Walking home after work I have always been noticing “tudos as crianças em na rua brincando”. But not with regular toys that one would buy at Toys R’Us back in the States. Most of the kids I see playing around create games out of bottle caps. They have so much fun flicking the bottle caps mostly every night, that it becomes a huge game. Teams vs. teams of kids showing off their flicking skills. If one kid has a bike, everyone wants a turn to ride it.
There is also a popular toy that almost every kid has a “Bate Bate” toy. Which are basically two plastic balls on two strings that you hold together and move your hand forward or side by side that make this really annoying sound. But at the same time it is really fun, because it’s a toy that tests your speed of hand movement while annoying the whole street at 11 pm at night.
At the school I work at, the kids re-use Barbie’s with no heads, a ball made out of a sock and newspaper, and natural resources they find outside. It honestly fills my heart with joy to see these children smiling and laughing. The thing that I always question, is if they even know they are poor?

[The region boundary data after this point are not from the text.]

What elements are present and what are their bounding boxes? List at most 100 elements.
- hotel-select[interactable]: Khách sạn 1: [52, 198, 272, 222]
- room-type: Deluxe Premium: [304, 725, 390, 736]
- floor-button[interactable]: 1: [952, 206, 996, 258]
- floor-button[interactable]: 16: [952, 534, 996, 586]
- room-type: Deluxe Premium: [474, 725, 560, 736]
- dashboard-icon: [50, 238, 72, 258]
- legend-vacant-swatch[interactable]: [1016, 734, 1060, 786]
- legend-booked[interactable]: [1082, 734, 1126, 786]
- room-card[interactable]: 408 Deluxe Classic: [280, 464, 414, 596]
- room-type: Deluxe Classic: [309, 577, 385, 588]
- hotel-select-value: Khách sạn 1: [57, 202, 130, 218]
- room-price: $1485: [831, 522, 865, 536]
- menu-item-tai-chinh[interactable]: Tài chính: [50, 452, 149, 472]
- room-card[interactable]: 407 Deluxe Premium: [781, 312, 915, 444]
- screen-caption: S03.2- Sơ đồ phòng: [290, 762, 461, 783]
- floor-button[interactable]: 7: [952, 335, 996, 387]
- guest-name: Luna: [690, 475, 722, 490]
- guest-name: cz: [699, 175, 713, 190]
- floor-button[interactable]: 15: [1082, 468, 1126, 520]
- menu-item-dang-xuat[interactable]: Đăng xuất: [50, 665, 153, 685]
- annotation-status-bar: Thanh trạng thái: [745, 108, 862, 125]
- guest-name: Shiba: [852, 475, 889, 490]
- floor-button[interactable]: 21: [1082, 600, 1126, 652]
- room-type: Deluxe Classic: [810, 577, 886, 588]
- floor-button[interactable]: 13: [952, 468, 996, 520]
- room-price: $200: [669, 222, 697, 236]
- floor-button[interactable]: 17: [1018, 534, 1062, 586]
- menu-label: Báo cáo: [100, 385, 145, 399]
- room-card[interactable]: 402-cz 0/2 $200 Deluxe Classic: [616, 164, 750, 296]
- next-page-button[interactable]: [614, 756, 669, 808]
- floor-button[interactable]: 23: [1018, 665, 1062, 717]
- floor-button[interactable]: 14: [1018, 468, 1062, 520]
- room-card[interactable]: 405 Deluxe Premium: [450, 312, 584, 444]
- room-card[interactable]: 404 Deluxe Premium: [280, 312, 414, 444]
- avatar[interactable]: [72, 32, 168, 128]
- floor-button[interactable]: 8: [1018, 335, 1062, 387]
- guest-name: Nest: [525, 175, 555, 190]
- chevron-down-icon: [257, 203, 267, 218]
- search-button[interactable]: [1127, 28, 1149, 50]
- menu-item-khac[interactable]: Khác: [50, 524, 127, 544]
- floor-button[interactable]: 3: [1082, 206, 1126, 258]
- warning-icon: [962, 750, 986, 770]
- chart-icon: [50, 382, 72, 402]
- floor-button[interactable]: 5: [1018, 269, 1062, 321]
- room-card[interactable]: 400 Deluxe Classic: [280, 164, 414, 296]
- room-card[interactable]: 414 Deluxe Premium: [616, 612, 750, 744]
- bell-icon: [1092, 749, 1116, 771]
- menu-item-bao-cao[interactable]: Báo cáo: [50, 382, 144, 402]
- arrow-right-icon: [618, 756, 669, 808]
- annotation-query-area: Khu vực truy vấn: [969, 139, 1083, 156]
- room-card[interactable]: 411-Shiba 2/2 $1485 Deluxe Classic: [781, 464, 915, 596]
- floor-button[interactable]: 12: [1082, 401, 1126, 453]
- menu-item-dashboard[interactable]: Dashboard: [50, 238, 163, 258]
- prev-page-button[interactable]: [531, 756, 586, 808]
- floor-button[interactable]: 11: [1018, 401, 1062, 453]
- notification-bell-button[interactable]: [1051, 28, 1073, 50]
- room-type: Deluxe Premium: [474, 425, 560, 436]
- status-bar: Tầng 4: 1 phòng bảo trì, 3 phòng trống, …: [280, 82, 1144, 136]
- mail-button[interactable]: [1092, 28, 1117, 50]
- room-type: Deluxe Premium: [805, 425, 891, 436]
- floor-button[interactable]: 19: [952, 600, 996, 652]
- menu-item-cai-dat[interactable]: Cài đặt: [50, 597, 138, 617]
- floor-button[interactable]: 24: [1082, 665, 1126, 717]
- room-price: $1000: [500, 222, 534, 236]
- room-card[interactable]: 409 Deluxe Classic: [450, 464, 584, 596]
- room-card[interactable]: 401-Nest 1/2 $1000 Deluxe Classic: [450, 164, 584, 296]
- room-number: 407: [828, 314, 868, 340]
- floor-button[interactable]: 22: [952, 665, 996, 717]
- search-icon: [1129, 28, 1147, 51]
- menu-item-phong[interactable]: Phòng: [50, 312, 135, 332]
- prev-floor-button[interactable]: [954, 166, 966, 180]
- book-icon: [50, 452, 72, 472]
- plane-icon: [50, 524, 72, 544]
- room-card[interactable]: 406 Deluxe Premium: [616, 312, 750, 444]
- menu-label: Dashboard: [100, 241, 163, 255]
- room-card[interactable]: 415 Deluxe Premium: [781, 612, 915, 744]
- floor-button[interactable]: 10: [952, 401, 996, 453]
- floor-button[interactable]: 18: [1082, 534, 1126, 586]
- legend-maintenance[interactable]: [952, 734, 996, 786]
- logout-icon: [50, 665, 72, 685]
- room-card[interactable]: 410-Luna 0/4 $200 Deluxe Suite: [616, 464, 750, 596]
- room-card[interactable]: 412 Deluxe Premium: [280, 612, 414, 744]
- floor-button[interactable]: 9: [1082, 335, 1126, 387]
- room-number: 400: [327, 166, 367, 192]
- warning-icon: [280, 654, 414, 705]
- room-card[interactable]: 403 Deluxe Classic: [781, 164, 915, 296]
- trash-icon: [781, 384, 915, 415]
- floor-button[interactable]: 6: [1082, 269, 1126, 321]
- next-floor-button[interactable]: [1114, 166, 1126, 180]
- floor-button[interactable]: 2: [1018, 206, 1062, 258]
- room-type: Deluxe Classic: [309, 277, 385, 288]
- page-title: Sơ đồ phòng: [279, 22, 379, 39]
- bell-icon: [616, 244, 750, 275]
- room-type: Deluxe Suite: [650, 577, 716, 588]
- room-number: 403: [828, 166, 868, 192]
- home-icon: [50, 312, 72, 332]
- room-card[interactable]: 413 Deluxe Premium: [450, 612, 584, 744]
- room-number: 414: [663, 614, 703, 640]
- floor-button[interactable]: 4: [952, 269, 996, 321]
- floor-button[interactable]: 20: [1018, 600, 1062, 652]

They are always so happy because they come to school and play with their friends that the reality of their life does not really come into mind until they are older and understand society.
It does not matter if they don’t understand why they have to reuse the toys from the previous year and the previous year before that. Many people think that because one is poor they mustn’t be happy. But I have learned that you do not need all the nice things of the world to be happy. All you need is love, faith, and happiness. The poorest of the poor choose to be happy because it is a priceless option that anyone can have for a lifetime. Anyone can choose that, but there are different “happiness” paths that one can take.